Я ушел к себе. Спал я в Колиной комнате на узком и неудобном детском диванчике. Несмотря на то, что Колина не по росту широкая кровать пустовала, мне там не постелили, и это я про себя отметил. Но это были лишь так, побочные впечатления. Вскоре я о них забыл совершенно, и, лежа на спине, согнув ноги в коленях, я легко и быстро провел ночь в мечтах о Маше. Именно быстро. Обычно бессонные ночи тянутся долго, а эта пролетела мгновенно. Мне было до того приятно на сердце, что несколько раз среди ночи мне хотелось вскочить и запеть, от чего я себя удерживал с трудом и чуть ли не физически.

ГЛАВА ВОСЕМНАДЦАТАЯ

С вечера мы с Машей (вернее, так решила Маша) договорились: я прямо скажу Клаве о том, что тоже еду к Машиной подруге, с которой знаком и которая меня также пригласила. Но на рассвете, когда мы поднялись, Маша все перерешила, и я должен был уйти из дому один, так, чтоб сложилось впечатление, будто мы едем в разные стороны. Все это шито было белыми нитками, и когда Клава закрывала за мной дверь, я увидел ее насмешливые глаза, которые уже начинал ненавидеть.
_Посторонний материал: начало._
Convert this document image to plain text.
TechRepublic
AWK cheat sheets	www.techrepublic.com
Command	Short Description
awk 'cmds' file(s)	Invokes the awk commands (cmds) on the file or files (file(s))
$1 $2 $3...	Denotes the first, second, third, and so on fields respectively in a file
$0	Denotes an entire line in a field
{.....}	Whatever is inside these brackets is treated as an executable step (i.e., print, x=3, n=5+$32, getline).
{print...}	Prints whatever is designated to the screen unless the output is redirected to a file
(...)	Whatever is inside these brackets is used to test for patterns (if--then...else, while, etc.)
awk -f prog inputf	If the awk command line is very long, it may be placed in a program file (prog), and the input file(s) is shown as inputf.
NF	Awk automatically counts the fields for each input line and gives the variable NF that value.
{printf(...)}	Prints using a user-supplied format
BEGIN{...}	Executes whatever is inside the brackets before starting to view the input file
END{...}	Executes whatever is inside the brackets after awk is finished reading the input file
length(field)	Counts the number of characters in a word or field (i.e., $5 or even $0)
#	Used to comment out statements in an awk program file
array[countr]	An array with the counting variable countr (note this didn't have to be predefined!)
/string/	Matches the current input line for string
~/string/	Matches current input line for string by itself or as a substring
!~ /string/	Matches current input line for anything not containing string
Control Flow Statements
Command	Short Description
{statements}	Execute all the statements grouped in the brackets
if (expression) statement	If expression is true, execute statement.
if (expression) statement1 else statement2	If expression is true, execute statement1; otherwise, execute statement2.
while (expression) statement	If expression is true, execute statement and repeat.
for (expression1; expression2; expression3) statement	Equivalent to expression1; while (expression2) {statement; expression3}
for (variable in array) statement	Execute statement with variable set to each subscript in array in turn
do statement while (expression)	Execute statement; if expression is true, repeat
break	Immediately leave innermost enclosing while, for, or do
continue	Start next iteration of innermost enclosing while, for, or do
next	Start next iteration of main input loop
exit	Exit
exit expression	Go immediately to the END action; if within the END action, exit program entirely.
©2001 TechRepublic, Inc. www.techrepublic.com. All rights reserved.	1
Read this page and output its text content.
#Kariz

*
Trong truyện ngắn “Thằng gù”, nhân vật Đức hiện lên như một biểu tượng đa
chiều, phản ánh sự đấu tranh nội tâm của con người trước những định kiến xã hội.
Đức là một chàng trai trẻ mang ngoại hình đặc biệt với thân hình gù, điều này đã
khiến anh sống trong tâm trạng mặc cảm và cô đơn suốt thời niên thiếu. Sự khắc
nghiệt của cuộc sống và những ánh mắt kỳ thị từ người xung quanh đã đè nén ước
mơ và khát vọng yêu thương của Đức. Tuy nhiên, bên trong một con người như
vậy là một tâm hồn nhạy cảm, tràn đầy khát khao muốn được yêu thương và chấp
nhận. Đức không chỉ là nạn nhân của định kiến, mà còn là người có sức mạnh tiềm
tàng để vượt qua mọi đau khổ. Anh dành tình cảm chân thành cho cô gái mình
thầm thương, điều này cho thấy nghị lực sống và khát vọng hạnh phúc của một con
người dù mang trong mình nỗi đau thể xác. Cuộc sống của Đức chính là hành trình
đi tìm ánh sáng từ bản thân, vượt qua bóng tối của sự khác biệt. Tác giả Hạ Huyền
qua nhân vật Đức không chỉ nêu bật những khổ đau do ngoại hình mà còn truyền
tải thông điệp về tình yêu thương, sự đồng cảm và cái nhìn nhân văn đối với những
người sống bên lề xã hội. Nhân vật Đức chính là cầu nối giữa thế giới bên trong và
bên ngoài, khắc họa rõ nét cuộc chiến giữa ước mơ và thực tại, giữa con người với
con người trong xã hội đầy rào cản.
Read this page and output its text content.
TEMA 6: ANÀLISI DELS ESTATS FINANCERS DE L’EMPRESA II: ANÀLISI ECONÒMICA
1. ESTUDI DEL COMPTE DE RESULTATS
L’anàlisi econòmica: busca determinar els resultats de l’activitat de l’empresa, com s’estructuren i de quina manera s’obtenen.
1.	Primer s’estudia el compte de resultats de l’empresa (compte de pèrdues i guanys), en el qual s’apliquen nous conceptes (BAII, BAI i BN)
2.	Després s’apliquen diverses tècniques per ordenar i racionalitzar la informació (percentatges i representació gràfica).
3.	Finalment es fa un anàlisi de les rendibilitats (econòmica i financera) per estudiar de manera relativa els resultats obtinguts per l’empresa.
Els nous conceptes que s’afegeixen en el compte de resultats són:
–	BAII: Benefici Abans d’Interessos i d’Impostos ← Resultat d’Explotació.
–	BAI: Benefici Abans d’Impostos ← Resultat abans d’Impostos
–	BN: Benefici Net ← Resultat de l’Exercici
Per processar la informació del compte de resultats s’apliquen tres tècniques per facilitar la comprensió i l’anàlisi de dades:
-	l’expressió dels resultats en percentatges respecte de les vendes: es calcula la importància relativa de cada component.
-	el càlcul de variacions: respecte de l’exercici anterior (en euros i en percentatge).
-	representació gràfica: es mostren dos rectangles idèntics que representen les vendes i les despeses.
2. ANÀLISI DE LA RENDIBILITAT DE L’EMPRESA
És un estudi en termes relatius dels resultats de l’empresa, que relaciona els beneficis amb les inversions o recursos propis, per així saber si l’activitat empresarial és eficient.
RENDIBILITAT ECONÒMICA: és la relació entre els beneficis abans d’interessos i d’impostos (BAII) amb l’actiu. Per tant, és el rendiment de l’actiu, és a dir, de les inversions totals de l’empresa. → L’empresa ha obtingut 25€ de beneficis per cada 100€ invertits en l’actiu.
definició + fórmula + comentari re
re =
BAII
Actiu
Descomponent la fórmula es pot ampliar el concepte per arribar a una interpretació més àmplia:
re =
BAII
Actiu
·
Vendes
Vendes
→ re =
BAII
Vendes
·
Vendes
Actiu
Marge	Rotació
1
Билет для Маши мне удалось достать в мой вагон, но в разные купе, причем не рядом, и чтоб повидаться с Машей, необходимо было пройти почти весь коридор… К несчастью (мне иногда кажется, что все страшные несчастья, далее последовавшие, начались с этого, казалось бы, случайного и бытового совпадения), итак, к несчастью. Маша попала в купе с одними мужчинами. Причем не с какими-либо застенчивыми юношами или пожилыми подагриками. Все трое были «кобель к кобелю», среднего, наиболее активного, воздействующего на молодых девушек возраста, и я видел, как в соседстве с Машей их похоть расцвела и налилась соком. Они буквально насиловали ее своими оживленно-радостными глазами, а у одного из них, лысого, с золотым зубом (ох, уж эти сорокалетние лысины), у этого лысого я просто заметил: когда он шутил и смеялся, зрачки глаз его все равно оставались напряжены, дики и расширены.

— Это ваш муж? — спросил обо мне у Маши брюнет с большим не по летам брюшком, видно, от сидячего образа жизни и обильной пищи.

— Что вы? — весело как-то, в тон компании отозвалась Маша. — Мне еще рано.

— Я так и думал, — сказал брюнет. — Вам-то не рано, а ему рано. Я в его возрасте на одну не разменивался, — и при этом он мне подмигнул и захохотал.

Я вызвал Машу в коридор.

— Вам надо поменяться местами с кем-нибудь, — шепотом сказал я, — если не удастся в мое купе, то, во всяком случае, куда-нибудь.

— Опять истерика, — шепотом сказала Маша. — Какие у вас вообще права мне указывать? — Но тут она глянула на меня. Не знаю, что было в моем лице, со стороны видней, но Маша сразу осеклась и сказала шепотом: — Все хорошо, поверьте мне… И не нервничайте… Здесь спокойней коричневому чемодану. (Она намекала на чемоданчик, в котором лежали прокламации общества имени Троицкого.)